On the other hand, by hijacking webcams, cybercriminals can monitor how victims react when they read the socially-engineered messages displayed by the malware on online banking websites.

Cybercriminals are never 100 percent sure about how effective their social engineering tricks will turn out to be, Tarakanov said via email. It is important for them to understand where and why their attacks fail, so they can tweak them for better results, he said.

It's also possible that some of the targeted users will follow best practices and call their banks to verify the authenticity of any suspicious-looking messages they encounter during online banking sessions.

When they do this, they probably need to authenticate over the phone -- a process which, as noted previously, exposes sensitive information that can be captured through the microphone.

This particular attack shows how cybercriminals are not only harvesting people's money, but also their emotions, Tarakanov said in the blog post.

In order to protect themselves from such attacks, users could cover up their webcams when they're not using them, but that's not as easy to do with microphones, Tarakanov said via email.
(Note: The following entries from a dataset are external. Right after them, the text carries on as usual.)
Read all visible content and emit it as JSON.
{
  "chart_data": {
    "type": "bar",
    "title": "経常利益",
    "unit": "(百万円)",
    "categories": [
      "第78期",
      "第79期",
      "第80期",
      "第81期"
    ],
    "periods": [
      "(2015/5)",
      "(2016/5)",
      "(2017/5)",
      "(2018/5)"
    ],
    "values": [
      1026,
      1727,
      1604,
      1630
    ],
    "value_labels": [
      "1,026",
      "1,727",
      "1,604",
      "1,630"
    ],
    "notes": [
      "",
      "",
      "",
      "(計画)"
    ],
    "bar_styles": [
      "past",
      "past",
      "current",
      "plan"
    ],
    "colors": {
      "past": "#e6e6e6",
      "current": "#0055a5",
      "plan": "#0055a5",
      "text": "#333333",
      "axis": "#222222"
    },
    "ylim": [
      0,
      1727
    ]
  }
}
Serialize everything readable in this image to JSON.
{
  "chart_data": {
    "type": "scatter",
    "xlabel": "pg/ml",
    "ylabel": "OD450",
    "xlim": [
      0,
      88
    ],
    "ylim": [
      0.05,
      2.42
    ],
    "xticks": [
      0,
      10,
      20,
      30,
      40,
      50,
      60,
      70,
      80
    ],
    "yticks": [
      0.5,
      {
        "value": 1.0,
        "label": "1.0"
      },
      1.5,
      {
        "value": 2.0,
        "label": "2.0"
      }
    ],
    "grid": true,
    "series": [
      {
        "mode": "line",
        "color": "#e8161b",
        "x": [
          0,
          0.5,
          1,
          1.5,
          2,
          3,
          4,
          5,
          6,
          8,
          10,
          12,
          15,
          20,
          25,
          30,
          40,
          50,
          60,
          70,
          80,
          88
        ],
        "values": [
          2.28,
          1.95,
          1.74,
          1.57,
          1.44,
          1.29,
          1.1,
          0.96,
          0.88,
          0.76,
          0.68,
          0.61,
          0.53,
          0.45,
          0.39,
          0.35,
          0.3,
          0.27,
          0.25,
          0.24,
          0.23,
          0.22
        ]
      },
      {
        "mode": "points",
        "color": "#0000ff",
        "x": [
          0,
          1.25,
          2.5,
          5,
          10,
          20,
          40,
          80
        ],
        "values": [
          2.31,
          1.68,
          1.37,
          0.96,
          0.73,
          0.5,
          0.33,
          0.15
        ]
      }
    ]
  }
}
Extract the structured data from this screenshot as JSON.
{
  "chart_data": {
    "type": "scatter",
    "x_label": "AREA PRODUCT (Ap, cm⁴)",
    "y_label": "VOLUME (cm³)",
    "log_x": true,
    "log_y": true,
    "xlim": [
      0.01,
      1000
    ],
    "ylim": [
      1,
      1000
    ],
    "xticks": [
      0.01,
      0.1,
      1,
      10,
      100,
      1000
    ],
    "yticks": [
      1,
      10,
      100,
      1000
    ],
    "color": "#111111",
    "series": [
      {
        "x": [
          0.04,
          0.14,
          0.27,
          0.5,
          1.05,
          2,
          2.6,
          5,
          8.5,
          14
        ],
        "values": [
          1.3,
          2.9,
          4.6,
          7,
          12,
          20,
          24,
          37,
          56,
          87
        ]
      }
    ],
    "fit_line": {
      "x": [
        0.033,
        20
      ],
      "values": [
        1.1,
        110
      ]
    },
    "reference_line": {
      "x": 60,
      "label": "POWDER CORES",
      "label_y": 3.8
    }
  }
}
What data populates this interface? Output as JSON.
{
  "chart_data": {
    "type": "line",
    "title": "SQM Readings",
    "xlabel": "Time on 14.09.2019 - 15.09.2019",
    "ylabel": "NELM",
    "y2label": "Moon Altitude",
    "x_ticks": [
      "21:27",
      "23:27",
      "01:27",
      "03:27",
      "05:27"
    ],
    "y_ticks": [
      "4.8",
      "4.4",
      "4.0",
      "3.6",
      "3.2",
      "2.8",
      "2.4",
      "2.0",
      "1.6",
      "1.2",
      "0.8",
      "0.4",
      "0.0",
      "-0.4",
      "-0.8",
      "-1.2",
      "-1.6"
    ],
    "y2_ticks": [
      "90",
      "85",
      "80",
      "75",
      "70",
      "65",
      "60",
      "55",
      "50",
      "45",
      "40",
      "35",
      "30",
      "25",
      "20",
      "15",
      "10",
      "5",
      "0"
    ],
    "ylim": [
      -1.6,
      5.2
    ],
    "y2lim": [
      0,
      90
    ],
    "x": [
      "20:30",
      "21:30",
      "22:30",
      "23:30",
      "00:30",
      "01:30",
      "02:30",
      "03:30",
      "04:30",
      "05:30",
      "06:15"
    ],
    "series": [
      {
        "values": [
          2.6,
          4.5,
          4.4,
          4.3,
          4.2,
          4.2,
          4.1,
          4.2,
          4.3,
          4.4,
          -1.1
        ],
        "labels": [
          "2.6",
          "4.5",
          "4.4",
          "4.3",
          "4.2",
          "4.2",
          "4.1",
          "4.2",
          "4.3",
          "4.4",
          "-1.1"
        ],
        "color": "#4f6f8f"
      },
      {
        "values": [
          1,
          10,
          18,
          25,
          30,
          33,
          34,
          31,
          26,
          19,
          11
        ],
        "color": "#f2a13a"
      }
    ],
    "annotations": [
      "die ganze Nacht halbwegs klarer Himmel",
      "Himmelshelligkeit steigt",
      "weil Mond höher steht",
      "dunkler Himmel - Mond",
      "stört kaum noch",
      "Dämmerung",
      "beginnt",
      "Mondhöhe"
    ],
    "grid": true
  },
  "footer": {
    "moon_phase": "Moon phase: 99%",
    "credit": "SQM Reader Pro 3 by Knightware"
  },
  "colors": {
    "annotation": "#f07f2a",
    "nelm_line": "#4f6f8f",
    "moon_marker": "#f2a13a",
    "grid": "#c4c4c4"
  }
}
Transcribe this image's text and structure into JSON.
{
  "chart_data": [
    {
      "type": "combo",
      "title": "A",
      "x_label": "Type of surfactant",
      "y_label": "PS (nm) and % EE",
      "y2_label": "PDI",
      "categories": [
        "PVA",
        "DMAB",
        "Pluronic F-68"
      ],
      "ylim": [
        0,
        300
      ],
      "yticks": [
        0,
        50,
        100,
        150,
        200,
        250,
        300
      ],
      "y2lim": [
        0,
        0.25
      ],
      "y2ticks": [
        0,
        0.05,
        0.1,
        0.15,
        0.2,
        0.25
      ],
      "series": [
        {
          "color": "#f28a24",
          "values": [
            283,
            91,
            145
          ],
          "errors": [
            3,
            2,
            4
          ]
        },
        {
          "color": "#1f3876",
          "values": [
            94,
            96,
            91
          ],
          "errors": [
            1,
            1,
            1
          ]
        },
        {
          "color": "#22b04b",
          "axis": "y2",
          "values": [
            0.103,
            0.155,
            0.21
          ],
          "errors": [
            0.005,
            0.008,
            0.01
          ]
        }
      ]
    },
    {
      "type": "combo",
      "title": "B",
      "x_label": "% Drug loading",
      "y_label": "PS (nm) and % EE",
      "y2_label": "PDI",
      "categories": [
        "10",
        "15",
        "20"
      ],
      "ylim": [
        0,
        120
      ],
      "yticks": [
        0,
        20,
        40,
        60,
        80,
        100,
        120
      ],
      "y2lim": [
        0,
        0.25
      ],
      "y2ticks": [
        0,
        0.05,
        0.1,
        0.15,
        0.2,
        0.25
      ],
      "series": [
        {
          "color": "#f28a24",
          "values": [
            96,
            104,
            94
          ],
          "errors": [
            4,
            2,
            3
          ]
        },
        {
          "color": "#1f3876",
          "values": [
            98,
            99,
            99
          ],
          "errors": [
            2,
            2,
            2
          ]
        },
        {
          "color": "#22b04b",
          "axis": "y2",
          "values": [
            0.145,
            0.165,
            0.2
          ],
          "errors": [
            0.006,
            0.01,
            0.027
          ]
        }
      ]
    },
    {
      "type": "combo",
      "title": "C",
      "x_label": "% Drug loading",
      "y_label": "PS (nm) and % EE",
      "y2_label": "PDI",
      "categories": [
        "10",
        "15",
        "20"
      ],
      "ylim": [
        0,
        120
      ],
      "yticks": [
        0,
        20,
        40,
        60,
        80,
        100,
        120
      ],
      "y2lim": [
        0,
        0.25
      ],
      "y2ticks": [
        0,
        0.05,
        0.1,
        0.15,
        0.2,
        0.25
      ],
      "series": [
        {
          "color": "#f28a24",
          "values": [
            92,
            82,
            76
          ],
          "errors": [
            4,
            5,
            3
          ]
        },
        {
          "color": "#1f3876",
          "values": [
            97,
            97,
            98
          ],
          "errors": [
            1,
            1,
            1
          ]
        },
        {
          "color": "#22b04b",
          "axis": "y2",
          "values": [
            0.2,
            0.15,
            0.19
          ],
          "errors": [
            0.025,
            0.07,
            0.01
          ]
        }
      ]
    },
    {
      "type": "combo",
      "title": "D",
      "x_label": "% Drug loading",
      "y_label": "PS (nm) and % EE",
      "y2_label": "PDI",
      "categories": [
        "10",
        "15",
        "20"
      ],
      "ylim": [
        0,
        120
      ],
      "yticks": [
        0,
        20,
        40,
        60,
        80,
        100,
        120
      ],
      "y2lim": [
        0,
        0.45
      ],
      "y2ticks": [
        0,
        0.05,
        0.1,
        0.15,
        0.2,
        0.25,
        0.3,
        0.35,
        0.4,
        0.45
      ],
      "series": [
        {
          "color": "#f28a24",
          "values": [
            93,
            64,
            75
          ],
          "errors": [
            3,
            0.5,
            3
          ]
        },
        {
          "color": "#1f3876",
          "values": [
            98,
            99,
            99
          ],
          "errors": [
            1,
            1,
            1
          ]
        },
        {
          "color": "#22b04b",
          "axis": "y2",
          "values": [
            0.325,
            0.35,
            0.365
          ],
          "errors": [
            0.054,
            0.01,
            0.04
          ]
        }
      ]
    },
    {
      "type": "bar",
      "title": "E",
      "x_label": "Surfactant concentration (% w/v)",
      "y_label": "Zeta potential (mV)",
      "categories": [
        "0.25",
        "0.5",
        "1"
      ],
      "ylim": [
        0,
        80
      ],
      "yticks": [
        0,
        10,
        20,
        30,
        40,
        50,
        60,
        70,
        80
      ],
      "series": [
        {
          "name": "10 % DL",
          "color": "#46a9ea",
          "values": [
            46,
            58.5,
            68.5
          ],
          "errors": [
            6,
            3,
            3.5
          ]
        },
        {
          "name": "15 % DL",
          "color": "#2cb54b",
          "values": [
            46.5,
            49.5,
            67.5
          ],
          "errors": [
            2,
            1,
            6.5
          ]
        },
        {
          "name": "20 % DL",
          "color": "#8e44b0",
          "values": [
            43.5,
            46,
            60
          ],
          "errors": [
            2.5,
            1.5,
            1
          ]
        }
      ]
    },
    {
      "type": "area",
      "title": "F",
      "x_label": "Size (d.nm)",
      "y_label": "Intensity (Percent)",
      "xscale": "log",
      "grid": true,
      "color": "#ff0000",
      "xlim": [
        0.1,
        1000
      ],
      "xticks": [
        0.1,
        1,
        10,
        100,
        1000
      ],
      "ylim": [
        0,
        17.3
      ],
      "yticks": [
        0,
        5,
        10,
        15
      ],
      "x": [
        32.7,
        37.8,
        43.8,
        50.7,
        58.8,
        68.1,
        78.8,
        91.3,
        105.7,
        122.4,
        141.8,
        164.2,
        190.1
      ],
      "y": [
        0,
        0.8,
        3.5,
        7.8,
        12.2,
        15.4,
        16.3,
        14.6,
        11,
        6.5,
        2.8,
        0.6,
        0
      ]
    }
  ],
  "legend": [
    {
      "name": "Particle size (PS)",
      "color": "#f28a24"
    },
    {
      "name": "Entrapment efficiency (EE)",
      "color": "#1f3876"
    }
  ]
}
Both webcams and microphones can be disabled from the operating system, either manually or with the help of specialized software, but that would hardly be convenient, especially for people who regularly use these peripherals.

It's much easier to prevent the infection in the first place by following basic security best practices like keeping all computer software up to date, running an up-to-date antivirus program, scrutinizing links before clicking on them and avoiding installing programs from suspicious sources, Tarakanov said.